Отвечая на все эти вопросы, каждое из изданий – журнал «Айкап» («Зеркало») и газета «Цазак» («Казах») – в основном придерживалось своей линии, причем в каждой в разных пропорциях сочетались географический детерминизм и социальный эволюционизм. Хотя это были противоположные линии, кое в чем они совпадали, и ни одно из этих изданий полностью не отвергало оседлость[533]. Время кочевничества прошло в силу политических обстоятельств и естественных законов. Это, однако, не означало, что существовало согласие в том, какой тип оседлости лучше всего подошел бы казахам на их земле.

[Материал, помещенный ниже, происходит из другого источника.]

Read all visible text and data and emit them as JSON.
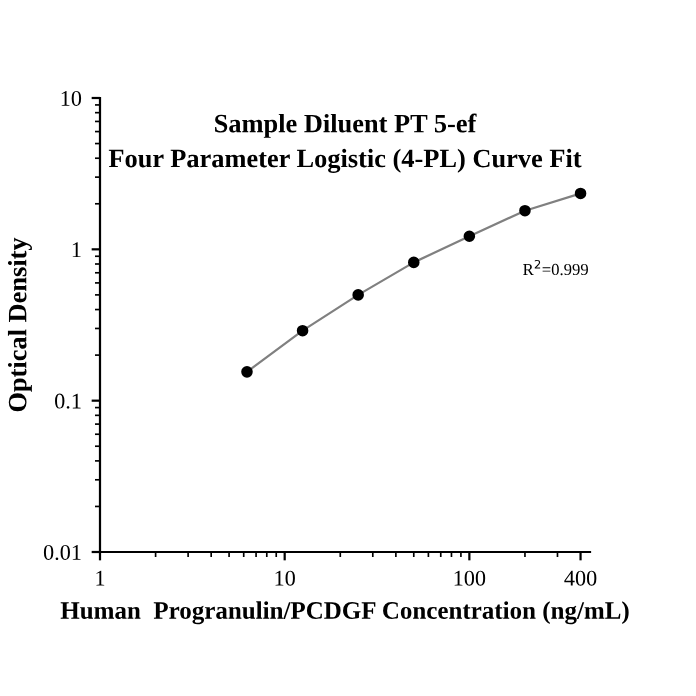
{
  "chart_data": {
    "type": "line",
    "title": "Sample Diluent PT 5-ef\nFour Parameter Logistic (4-PL) Curve Fit",
    "xlabel": "Human  Progranulin/PCDGF Concentration (ng/mL)",
    "ylabel": "Optical Density",
    "log": "xy",
    "x": [
      6.25,
      12.5,
      25,
      50,
      100,
      200,
      400
    ],
    "series": [
      {
        "color": "#808080",
        "marker": "none",
        "values": [
          0.155,
          0.29,
          0.5,
          0.82,
          1.22,
          1.8,
          2.34
        ]
      },
      {
        "type": "scatter",
        "color": "#000000",
        "marker": "circle",
        "values": [
          0.155,
          0.29,
          0.5,
          0.82,
          1.22,
          1.8,
          2.34
        ]
      }
    ],
    "xlim": [
      1,
      450
    ],
    "ylim": [
      0.01,
      10
    ],
    "xticks": [
      1,
      10,
      100,
      400
    ],
    "yticks": [
      0.01,
      0.1,
      1,
      10
    ],
    "grid": false,
    "legend": false,
    "annotations": [
      "R$^{2}$=0.999"
    ]
  }
}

Одна группировка («Айкап») склонялась к тому, чтобы почти полностью отказаться от скотоводства в пользу развития земледелия, тогда как другая («Казах»), напротив, выступала за оседлое, интенсивное и ориентированное на рынок скотоводство. Если конечная цель – самоусиление путем просвещения и оседания на земле – была единой, то представления авторов этих изданий о местной среде сильно различались.

Группа вокруг «Айкапа» в целом демонстрировала меньшую озабоченность качеством земли как таковой, чем отходом казахов от кочевого скотоводства. В каждом уголке степи, утверждал один из авторов журнала, казахи открывали для себя целый ряд занятий, выходящих за рамки традиционного скотоводства, занятий, возможных только при полном отказе от кочевничества:

Посмотрев на кокандских казахов, я увижу казахов, ставших владельцами огромных садов, начавших сеять рис и хлопок, живущих очень хорошо. В Астрахани они живут рыбной ловлей на побережье, в Троицке, Атбасаре, Петропавловске, Омске, Семее, Заречном и Караоткеле казахи живут торговлей; я вижу, что наши юноши, получившие образование, работают делопроизводителями, переводчиками, писарями, секретарями, учителями, фельдшерами, врачами, адвокатами, судьями и инженерами [Там же].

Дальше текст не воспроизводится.